Although he wrote it 195 years ago while watching the British navy bombard Fort McHenry during the Battle of Baltimore, it describes perfectly what our forebears lived through only 7 decades ago.

In that epic struggle, all of Western civilization was indeed a “heaven rescued land” and “the land of the free and the home of the brave”. Let’s face it; there is no freedom without bravery. In the immortal words of the great historian, Will Durant, the price of freedom is eternal vigilance.

He also noted that “a nation must love peace, but keep its powder dry”. And he wrote those words in the context of the massacre of millions of people in India in the middle ages at the hands of their Muslim conquerors, events he called “the bloodiest story in human history”. The price of failing to keep your powder dry can be horror beyond imagination.

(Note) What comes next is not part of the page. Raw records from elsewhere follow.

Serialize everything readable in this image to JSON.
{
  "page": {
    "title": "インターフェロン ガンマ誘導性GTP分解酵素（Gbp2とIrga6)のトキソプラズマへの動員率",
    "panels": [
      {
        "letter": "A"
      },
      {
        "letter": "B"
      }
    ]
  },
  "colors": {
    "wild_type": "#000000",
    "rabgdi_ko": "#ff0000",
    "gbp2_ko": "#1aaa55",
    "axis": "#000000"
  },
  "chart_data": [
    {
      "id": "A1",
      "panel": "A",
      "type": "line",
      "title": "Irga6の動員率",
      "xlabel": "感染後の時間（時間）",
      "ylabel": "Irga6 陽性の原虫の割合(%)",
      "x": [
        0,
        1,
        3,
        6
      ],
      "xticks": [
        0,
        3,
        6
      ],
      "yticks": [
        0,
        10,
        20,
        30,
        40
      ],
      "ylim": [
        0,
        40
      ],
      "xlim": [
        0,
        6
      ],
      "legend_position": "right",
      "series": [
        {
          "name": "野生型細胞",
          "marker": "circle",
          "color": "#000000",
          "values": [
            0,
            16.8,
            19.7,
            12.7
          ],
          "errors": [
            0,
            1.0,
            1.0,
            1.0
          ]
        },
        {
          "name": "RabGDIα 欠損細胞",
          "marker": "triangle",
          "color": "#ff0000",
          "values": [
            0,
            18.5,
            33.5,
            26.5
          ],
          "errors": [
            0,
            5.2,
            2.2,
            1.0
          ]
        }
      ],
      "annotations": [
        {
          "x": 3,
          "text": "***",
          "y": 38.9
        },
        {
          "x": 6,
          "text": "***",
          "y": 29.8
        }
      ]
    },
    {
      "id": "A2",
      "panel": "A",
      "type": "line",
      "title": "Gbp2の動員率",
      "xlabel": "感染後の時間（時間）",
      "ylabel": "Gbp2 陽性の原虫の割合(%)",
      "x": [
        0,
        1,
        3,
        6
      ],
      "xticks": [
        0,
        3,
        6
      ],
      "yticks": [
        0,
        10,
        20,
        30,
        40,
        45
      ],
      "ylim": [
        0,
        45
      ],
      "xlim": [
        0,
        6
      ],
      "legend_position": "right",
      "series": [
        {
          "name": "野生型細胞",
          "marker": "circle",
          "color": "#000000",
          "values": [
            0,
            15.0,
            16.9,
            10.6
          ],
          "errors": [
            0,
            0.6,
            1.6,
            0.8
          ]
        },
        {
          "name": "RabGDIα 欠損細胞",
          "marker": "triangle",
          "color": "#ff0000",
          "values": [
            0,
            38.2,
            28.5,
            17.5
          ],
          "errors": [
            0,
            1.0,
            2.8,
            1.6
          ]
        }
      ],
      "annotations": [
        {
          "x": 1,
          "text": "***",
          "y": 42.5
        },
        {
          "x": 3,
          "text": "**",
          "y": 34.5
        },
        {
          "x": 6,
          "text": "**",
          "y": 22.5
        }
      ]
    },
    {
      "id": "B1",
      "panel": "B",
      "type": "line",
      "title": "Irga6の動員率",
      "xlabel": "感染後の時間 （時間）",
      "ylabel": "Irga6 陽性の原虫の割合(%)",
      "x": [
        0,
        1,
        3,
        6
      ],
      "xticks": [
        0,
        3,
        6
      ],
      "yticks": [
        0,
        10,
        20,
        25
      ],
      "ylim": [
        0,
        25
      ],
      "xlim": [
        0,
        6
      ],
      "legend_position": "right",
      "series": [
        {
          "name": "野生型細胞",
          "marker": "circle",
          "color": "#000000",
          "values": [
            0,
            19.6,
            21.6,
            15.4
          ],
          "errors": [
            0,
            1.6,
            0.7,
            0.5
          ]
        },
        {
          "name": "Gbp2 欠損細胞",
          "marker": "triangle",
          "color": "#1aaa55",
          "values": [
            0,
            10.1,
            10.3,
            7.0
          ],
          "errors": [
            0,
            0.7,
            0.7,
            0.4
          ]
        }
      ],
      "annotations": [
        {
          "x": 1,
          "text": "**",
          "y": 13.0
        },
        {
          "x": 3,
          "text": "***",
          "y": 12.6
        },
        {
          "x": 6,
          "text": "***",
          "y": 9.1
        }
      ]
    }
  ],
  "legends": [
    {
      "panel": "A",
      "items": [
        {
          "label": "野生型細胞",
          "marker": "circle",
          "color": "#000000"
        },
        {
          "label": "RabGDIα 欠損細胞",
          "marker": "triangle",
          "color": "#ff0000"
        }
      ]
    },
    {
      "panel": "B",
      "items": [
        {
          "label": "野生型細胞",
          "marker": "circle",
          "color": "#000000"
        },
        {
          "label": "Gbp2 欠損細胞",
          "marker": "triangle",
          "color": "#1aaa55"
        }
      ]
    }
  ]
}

You may feel a sense of discomfort when you read the Key’s words, “And conquer we must, when our cause it is just…” and that’s understandable. We’ve all been conditioned by the disastrous consequences of some of our own foolish military misadventures since World War Two. That can make us pretty cynical. However…

…we must never let it blind us to the eternal values that our civilization is based on, no matter how often we manage to screw up the implementation of those values.

So let’s all remember all those brave men and women who have stood up to be counted when it mattered, who have put their lives on the line and are still doing so on a daily basis. And let us all strive every day to be worthy of their sacrifices and of the civilization that we so often take for granted.